NWO VIDI
From Facebook’s 3.5 billion live streams to the complex MRI sequences and satellite footage monitoring glaciers, video recognition becomes increasingly relevant. Ultimately it will enable to understand what is happening, where and when in videos by artificial intelligence. Encouraged by the breakthrough of deep representation learning in static image recognition, today’s video recognition algorithms emphasize static representations. In effect, they are time invariant. Ignoring time like this suffices in simple short videos, but in tomorrow’s applications recognizing time is imperative: it determines whether a suspect draws something in or out of their pocket, where a tumour will move in the MRI or at which rate glaciers melt in satellite footage. For all these cases and more, video algorithms must be time equivariant, that is yield representations that change proportionally to the temporal change in the input. As we move to video understanding where temporality is critical, time equivariant algorithms are a must.

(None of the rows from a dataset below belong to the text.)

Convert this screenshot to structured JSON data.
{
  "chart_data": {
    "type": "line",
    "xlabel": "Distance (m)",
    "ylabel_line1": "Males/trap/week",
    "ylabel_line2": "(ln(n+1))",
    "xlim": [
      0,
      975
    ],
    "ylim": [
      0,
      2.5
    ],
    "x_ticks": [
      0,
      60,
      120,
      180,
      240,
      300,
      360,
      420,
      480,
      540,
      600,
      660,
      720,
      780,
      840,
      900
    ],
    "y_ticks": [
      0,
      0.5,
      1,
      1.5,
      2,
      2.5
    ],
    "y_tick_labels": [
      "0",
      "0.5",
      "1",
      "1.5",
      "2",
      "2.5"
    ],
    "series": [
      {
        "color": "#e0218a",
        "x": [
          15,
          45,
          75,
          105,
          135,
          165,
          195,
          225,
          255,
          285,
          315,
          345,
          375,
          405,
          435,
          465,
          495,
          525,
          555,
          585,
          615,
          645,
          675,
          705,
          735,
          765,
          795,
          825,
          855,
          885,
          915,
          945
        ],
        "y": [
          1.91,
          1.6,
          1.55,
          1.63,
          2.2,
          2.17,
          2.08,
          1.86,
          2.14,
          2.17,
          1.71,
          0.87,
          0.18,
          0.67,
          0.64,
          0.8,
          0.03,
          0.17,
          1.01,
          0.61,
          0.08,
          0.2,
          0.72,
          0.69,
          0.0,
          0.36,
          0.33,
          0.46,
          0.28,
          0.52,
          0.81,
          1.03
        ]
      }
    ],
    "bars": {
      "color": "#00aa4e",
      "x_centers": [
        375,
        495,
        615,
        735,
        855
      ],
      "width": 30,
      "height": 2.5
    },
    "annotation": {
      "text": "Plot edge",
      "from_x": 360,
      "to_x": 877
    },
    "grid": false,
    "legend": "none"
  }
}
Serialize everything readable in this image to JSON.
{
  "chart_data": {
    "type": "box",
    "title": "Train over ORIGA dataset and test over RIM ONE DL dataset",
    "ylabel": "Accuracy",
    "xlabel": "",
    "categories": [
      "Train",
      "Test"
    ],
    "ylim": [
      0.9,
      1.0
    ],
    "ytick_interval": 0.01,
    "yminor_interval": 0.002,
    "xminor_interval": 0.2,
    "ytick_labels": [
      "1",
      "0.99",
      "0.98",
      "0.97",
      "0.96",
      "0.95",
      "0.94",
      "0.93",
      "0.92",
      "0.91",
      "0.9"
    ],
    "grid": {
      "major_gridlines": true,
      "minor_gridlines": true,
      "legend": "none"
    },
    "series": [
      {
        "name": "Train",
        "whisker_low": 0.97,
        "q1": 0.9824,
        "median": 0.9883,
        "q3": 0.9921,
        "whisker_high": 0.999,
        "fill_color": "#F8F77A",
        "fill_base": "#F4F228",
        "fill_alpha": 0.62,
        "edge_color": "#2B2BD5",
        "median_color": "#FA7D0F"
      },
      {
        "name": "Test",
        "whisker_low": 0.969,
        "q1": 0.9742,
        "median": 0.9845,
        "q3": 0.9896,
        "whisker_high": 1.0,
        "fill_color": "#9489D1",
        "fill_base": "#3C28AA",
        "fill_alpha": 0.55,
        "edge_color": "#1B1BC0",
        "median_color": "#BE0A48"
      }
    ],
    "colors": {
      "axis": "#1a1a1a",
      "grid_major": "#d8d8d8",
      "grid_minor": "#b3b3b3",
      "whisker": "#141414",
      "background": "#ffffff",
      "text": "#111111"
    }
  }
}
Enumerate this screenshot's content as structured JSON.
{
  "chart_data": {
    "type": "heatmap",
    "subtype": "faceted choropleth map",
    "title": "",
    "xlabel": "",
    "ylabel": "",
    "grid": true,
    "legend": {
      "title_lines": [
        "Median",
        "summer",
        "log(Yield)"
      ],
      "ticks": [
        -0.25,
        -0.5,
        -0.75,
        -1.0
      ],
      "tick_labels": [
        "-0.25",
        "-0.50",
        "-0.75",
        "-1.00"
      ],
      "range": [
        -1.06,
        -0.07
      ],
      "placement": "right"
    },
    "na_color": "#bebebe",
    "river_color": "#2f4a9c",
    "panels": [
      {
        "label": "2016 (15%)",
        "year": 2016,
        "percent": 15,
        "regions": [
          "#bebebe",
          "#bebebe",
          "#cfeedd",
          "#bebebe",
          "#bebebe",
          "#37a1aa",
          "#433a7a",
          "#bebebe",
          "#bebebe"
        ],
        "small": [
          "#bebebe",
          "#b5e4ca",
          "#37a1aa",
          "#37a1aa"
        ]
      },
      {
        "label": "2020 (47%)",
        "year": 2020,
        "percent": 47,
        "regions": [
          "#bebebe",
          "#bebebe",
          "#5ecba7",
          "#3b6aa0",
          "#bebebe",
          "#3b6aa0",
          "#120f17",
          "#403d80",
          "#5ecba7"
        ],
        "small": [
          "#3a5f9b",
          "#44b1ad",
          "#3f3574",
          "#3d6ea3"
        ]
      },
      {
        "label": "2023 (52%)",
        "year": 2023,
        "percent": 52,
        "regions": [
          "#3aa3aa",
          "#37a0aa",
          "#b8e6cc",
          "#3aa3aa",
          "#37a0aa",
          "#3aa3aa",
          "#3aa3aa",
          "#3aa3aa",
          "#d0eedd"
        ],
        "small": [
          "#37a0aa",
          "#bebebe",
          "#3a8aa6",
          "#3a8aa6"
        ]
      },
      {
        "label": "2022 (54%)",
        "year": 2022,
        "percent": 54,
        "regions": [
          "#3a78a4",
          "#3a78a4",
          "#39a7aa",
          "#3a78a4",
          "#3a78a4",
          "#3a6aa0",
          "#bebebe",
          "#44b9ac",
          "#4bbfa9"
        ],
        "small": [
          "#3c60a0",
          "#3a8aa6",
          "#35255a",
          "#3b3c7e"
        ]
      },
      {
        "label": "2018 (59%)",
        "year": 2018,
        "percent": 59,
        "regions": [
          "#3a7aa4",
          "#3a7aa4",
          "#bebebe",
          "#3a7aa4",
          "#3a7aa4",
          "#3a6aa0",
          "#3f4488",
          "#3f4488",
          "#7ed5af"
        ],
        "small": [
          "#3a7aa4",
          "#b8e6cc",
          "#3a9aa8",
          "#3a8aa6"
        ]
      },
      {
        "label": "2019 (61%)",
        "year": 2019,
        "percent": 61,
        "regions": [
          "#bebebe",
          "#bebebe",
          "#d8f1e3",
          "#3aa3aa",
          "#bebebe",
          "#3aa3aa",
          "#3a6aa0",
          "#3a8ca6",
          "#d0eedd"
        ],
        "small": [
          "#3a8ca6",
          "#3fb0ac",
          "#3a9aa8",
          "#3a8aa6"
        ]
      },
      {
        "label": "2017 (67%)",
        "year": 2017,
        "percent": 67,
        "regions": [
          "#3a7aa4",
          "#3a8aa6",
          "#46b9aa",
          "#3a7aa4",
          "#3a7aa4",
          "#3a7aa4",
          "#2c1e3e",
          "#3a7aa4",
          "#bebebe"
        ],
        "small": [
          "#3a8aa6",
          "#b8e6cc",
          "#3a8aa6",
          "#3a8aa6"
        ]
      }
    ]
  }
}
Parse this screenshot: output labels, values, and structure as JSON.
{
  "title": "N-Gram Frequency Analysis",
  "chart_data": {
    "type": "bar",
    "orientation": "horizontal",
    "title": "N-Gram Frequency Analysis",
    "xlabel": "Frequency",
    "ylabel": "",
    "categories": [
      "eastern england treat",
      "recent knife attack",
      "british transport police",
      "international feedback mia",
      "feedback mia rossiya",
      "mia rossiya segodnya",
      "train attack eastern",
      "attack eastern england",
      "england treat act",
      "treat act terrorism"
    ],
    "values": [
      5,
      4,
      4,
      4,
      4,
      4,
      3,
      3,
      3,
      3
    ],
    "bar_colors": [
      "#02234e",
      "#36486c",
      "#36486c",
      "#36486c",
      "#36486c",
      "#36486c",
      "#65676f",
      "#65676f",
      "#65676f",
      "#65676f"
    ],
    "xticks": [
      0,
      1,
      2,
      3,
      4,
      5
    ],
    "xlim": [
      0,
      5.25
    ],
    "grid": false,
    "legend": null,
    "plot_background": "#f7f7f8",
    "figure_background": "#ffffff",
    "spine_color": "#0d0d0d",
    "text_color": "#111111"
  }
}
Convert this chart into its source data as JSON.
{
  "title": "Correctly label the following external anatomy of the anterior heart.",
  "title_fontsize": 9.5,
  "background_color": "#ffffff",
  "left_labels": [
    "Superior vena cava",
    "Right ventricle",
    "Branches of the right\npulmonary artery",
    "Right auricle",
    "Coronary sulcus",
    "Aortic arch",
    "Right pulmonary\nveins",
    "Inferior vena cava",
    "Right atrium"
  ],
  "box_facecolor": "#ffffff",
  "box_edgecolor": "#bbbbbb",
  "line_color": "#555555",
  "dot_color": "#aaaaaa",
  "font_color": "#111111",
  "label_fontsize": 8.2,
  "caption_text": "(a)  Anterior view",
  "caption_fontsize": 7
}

This is a 5-year research program that studies, develops and evaluates time equivariant video algorithms. To achieve this, we will approach video algorithms from two angles: time geometry, and time supervision. Geometry helps with accounting for innumerable patterns without blowing up the representation complexity. Time supervision helps with learning time equivariance, without relying on strong manual supervision. A temporal decathlon competition will be introduced to the community to evaluate, disseminate and utilize the temporal behaviour of video algorithms. The decathlon will serve as a proxy for designing better video algorithms more efficiently. It will also open up video algorithms to other disciplines, where researchers have videos and know their temporal properties but do not have a common reference point. All research will be published in the top relevant conferences and journals. The major innovation of the proposed research is understanding and exploiting time in video algorithms.